Joseph Roths Roman "Hiob" ist eine Art Familienchronik aus der Zeit vor dem Ersten Weltkrieg. Familie Mendel wandert nach Amerika aus, weil ein Sohn dort erfolgreich ist, und man den Rest der Familie schützen kann. Aber keine Rettung naht. An den Münchner Kammerspielen hat der niederländische Regisseur Johan Simons, der dort in zwei Jahren auch Chef wird, das Stück bearbeitet.

Von Sven Ricklefs | 20.04.2008
    Die Welt ist ein buntes Karussell, da steht oben birth und death dran und dazwischen: love, und das ist dann das Leben. Und da dieses Leben ein Stückwerk ist, kann man viele kleine schmale Vorhänge rund um das Karussell zuziehen, die haben alle ein anderes Muster. Dabei ist die eine Hälfte des Erdenrunds Amerika, da sind die stars hellgrün und die stripes grell-lila, das ist das Land der Verheißungen, in das der kleine, gottesfürchtige Mendel Singer mit einem Teil seiner Familie auswandert. In der anderen Hälfte da sieht man die nackten Bretter, das ist das arme Städel irgendwo im großen Reich des russischen Zaren.

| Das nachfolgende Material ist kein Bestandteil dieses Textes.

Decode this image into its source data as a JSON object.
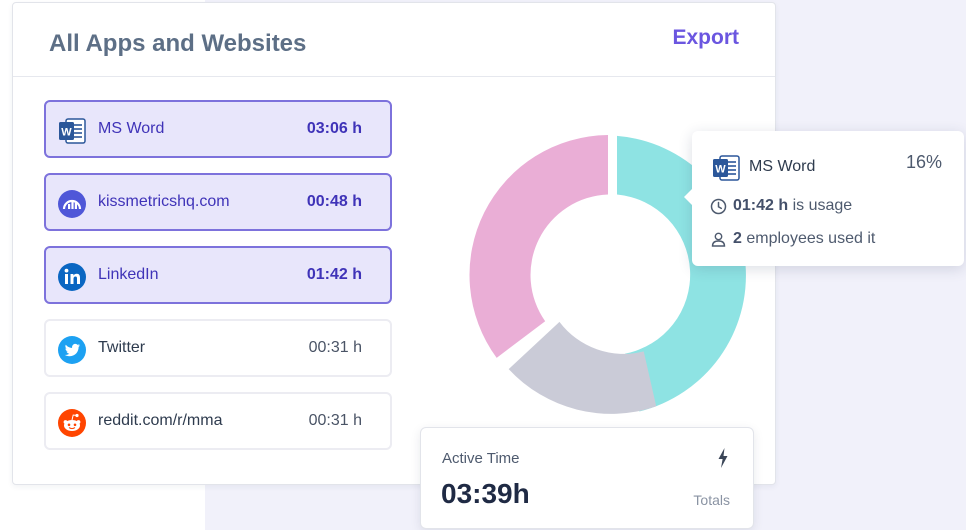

    Hiob: " Ich bin Mendel Singer, Jude, fromm, gottesfürchtig und gewöhnlich, ich habe ein blasses Gesicht und große träge schwarze Augen, auf meinem Kopf sitzt eine Mütze aus schwarzem Seidenrips. Mein Haus besteht aus einer großen Küche. "

    Das ist Mendel Singer, der kleine einfache Mensch, der auf dem Leben sitzt, wie auf einem Karussell, das sich dreht, ohne zu wissen, wozu, Mendel Singer, der einen behinderten Sohn hat und einen weiteren, der ihn verlässt, um Soldat zu werden und einen, der nach Amerika geht. Dahin wird ihm Mendel Singer folgen, auch wenn er den jüngsten Sohn dafür zurücklassen muss, weil Behinderte im reichen Amerika nicht willkommen sind. Mendel Singer aber muss die Ehre seiner Tochter retten, denn die geht mit den Kosaken.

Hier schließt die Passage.